Conocer a Rebeca Montañez ha sido una revelación. Pluma fuerte, sin tapujos, sin velos absurdos y sin embargo plena de la mayor de las ternuras hacia el otro, hacia su prójimo. Mexicana, de Mérida, Yucatán. Mujer de andar pisando fuerte. Amiga. Le escribe al amor con máyúscula, le escribe a la vida.
Se define en un poema que ella misma catalogó de burlón asi:
Lo que soy (poemita burlón)
Yo de niña fui graciosa,
de adolescente llorona,
en mi juventud cabrona,
y en mi verano impetuosa...
(Pita Amor)
Aquel me llamó saforebeca,
Alberti, tan sólo amiga,
Aleixandre, sombra herida
Y Almafuerte, mentirosa.
De Campoamor, fui la niña
de Pessoa, la silenciosa
de Gelman, la cantorita
Y para Lorca, mocita
Para Lezama Lima, preciosa
yo tan solo me sé misteriosa...
Rebeca Montañez
Hoy, comparto con Rebeca este espacio, este rincón con los amigos y es que su prosa me llega, su palabra desenfadada a veces me hace sonreir ante su descaro y otras como en INSOMNIO, taladra los sentidos.
Insomnio
A solas estoy con tu cuerpo hecho de distancias, y las briznas de tu olor entre mis dedos, mientras palpo los rincones para amoldar la noche entre tu piel y el alba. Empieza el vago ritual de las horas detenidas. Los grumos del pan ácimo merodeando en mi lengua, y esta sed que no es más que la falta de tus labios en mi espera. Deambulo, evado, resisto, doy vueltas en la cama y me pregunto ¿Cómo saber de tí? No sé si eres materia, hálito, impulso luminoso en esta noche. Nos une y nos separa un velo blando, un almud de melancolía, un azumbre de lágrimas perdidas, dos mil pasos sin retorno.

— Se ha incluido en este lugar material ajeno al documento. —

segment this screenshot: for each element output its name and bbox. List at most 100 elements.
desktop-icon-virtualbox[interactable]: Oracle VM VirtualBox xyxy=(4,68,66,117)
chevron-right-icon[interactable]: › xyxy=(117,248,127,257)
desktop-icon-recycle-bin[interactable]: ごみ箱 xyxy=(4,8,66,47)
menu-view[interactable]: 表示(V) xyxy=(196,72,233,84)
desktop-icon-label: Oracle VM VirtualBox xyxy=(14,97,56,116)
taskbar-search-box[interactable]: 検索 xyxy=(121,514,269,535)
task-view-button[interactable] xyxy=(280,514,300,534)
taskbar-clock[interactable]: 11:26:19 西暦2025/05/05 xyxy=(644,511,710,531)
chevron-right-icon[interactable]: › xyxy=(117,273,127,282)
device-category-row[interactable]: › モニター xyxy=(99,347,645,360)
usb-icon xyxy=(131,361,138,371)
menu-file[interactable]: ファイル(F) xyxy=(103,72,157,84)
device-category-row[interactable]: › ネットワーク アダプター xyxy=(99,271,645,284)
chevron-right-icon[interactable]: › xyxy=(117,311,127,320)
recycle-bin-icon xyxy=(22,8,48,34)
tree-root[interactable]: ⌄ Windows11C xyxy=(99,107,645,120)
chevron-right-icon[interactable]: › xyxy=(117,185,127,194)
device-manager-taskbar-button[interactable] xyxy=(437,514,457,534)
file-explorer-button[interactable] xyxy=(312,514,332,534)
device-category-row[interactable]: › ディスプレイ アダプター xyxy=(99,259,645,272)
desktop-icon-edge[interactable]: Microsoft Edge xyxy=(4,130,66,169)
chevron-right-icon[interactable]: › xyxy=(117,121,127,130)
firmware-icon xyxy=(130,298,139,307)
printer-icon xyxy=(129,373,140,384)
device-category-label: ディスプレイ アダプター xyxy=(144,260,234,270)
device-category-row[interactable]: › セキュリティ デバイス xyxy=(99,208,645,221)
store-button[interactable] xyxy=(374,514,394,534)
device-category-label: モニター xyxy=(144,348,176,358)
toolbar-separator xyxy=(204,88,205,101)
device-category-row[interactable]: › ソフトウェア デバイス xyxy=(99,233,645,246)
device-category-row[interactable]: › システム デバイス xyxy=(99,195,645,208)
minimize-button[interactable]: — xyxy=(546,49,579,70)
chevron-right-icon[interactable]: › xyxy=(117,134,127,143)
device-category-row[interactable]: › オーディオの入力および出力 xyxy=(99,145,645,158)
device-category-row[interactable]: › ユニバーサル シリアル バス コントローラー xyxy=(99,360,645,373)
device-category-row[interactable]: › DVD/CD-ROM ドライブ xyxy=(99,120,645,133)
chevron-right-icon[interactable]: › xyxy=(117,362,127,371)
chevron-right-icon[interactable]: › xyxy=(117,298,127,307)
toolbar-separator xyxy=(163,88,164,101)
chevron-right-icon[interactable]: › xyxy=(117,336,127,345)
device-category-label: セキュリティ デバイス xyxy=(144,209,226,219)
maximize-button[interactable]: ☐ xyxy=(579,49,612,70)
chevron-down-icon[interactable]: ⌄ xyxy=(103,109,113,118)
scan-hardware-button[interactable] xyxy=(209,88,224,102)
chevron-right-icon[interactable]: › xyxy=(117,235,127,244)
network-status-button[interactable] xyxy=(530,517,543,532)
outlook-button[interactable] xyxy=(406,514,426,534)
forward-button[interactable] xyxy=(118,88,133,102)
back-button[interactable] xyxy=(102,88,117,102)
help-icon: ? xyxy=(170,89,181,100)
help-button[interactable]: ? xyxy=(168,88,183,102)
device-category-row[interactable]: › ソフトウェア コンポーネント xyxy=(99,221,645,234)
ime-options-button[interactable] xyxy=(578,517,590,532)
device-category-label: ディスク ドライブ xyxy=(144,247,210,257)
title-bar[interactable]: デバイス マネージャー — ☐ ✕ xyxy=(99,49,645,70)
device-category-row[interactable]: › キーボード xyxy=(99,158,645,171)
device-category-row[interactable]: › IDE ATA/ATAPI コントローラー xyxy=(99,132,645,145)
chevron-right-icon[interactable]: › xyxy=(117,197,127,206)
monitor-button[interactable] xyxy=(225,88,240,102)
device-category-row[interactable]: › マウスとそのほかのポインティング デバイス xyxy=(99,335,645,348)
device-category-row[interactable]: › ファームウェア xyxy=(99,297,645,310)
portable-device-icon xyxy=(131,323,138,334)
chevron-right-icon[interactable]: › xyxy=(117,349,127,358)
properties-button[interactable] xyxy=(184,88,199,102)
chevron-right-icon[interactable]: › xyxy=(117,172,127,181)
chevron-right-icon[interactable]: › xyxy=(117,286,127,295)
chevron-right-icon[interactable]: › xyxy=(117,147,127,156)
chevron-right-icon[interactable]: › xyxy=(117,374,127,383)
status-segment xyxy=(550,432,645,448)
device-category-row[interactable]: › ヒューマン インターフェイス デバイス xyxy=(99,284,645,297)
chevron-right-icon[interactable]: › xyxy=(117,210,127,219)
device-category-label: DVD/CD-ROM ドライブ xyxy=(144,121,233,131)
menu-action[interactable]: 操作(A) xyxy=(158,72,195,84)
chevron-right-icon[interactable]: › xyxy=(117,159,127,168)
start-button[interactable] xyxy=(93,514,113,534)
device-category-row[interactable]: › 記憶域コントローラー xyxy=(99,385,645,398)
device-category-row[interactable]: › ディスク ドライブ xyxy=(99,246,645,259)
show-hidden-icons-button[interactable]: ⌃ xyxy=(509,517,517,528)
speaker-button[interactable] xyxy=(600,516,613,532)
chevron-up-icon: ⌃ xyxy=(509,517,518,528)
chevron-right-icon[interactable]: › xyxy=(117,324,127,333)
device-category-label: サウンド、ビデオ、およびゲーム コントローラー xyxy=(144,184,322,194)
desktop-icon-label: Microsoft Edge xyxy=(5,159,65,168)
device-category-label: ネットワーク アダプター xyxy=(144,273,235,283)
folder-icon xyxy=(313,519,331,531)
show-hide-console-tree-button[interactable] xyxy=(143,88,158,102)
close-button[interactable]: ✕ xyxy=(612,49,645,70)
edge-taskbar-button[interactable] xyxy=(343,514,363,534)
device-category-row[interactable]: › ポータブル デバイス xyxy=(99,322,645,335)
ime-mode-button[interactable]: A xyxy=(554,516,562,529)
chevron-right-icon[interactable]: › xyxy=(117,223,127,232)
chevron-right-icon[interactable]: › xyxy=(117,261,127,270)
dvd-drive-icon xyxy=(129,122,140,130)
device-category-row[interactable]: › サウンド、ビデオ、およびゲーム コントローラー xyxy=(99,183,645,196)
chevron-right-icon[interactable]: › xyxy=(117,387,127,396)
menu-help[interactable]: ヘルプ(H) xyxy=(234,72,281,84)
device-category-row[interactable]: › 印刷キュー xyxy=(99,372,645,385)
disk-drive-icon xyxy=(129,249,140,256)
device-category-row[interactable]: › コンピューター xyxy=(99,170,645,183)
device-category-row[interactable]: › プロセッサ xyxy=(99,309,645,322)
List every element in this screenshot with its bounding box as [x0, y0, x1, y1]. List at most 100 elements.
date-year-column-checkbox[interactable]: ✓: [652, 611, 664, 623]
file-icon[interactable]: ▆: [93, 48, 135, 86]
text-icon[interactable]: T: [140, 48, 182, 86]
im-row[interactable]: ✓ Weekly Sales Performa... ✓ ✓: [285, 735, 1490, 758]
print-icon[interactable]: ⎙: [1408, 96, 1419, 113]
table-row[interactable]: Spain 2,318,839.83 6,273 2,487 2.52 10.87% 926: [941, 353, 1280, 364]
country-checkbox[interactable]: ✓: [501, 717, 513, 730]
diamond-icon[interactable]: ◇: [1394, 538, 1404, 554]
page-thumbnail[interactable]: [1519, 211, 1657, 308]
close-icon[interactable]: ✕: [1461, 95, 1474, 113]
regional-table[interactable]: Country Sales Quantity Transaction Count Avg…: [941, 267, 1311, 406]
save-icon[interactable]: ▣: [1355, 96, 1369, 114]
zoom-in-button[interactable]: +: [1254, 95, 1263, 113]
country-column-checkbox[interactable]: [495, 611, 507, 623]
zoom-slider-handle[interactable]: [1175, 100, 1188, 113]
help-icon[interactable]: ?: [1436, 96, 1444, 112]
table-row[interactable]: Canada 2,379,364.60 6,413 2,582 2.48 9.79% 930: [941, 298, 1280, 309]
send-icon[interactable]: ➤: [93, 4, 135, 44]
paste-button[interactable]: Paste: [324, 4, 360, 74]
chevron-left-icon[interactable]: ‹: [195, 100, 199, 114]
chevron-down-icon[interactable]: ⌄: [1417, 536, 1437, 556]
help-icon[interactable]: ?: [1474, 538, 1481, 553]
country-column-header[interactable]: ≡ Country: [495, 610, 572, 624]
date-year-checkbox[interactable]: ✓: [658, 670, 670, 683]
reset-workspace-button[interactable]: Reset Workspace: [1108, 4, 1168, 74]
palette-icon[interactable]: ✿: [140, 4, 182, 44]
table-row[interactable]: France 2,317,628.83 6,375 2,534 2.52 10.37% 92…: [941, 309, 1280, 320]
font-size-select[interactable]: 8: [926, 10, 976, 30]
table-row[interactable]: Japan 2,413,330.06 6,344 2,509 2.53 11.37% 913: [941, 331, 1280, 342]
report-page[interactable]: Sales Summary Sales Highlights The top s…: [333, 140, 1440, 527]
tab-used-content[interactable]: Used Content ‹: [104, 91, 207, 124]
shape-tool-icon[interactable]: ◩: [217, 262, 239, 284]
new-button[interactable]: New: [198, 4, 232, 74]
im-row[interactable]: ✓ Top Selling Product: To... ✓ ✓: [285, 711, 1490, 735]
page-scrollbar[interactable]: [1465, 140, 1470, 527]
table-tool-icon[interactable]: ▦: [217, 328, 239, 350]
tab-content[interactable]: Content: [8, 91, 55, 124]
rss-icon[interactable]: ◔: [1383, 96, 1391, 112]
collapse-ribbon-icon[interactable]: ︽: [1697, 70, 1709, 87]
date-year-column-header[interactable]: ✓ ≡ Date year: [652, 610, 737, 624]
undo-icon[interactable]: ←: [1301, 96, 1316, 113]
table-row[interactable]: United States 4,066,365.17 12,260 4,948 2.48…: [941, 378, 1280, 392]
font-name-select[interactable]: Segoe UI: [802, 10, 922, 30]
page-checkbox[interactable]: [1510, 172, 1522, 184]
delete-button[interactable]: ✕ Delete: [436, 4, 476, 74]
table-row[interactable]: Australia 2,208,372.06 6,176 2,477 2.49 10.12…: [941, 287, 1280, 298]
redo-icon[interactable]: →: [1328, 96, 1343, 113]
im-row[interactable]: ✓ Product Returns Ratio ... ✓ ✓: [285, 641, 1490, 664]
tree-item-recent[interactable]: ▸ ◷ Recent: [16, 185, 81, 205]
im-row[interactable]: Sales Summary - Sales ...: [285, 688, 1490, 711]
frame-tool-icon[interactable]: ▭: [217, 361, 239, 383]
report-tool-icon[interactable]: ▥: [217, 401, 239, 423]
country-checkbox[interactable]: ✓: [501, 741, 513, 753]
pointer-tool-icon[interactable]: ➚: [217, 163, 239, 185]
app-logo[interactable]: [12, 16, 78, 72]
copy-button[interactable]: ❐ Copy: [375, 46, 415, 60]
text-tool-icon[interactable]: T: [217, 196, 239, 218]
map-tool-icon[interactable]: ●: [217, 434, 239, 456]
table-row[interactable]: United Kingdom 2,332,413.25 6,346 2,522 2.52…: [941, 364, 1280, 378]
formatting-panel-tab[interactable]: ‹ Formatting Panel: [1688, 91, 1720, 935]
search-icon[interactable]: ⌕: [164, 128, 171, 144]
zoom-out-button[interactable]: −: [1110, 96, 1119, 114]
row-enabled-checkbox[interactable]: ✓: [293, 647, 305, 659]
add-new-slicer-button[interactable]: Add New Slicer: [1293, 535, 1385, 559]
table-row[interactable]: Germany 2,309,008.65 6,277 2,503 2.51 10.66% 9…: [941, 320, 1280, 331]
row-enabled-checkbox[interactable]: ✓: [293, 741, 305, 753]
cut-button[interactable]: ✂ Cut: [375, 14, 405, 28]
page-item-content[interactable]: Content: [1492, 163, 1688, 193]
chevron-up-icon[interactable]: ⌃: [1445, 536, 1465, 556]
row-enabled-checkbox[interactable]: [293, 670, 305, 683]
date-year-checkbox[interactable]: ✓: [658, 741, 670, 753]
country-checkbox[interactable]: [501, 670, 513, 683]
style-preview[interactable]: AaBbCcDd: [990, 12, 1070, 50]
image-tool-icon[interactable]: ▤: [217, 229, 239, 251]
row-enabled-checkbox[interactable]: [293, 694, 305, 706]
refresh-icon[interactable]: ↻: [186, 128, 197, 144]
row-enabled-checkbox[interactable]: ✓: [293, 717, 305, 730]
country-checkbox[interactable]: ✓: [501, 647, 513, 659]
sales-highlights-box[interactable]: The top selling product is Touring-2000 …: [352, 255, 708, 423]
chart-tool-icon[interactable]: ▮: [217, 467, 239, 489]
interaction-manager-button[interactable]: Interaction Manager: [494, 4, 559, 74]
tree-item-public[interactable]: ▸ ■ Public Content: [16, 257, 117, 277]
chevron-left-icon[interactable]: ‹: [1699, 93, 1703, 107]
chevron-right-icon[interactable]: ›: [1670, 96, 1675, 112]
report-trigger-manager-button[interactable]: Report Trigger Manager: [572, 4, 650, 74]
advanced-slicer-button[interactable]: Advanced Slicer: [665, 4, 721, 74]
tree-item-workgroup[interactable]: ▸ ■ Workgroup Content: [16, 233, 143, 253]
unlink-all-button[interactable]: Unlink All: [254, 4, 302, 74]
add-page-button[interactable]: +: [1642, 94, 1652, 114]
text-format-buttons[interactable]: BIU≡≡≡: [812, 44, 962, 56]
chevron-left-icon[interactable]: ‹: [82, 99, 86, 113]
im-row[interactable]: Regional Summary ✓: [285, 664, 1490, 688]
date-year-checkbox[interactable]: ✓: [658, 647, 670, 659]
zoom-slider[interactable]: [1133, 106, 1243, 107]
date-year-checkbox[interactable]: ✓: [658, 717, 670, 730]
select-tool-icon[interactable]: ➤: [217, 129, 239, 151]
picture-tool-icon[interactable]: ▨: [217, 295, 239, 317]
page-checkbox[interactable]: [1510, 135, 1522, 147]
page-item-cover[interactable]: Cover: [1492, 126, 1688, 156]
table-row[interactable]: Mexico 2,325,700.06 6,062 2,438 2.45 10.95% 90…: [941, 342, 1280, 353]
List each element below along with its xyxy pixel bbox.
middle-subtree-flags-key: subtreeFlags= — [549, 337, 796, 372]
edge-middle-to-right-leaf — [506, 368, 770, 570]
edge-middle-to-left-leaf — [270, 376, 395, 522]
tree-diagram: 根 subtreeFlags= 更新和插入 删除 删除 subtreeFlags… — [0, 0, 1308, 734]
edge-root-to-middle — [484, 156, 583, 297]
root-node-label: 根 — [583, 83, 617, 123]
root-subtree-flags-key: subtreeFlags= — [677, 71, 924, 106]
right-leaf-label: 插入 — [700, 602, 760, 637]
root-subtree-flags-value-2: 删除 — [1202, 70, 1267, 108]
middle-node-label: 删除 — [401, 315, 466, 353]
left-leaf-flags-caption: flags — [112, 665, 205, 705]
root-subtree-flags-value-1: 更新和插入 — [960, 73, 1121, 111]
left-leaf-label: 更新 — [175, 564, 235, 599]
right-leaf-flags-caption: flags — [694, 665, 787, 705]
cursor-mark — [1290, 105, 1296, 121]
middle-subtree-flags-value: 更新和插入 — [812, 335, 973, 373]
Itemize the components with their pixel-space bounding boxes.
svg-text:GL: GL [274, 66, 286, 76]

Yo, de tanto nombrar sombras no sé si me he extraviado para siempre de tu mano. Me ahoga esta vigilia, no sé como ahuyentarla. Te traigo de regreso hasta este lecho y pregunto al límite de la razón ¿Existes? ¿Fuiste? Y ruedan hasta el piso -como cuentas rotas- un millón de cosas que no dije,- y debiste saber, - en medio del silencio mojado por la angustia.
A lo lejos tañen campanas, son como un canto triste de sirenas. Un tambor antiguo golpea la esperanza. Y en este fatigoso túnel de misterios, de pronto surge la respuesta...
Para dar nombre a las cosas amadas, sé que existes.
Rebeca Montañez
Acompaño a Rebeca con una de mis prosas, producto de esos momentos cuando el sentir lo supera todo y la pluma se hace bastión en la emoción.
Me duele
Me duele la brisa cargada de recuerdos, el mirar anciano, la sonrisa convertida en mueca, un niño que llora y la madre que grita. Me duelen las falsas promesas, el andar despacio, el camino incierto; la cordura de perderte en la locura de tenerte guardado en mi recuerdo. Me duele el libro que quedó abierto en la hoja que se hizo mustia. Me duelen las horas que pasan huecas, el pecho que no tengo, el vacío, la soledad entre muchos, tu voz ausente y la mía ronca de gritarle al viento, que es tanto lo que me duele, que me duelen tus palabras, hechas versos.
Migdalia B. Mansilla R.
Fecha: al sentir un dolor punzante en el seno ausente.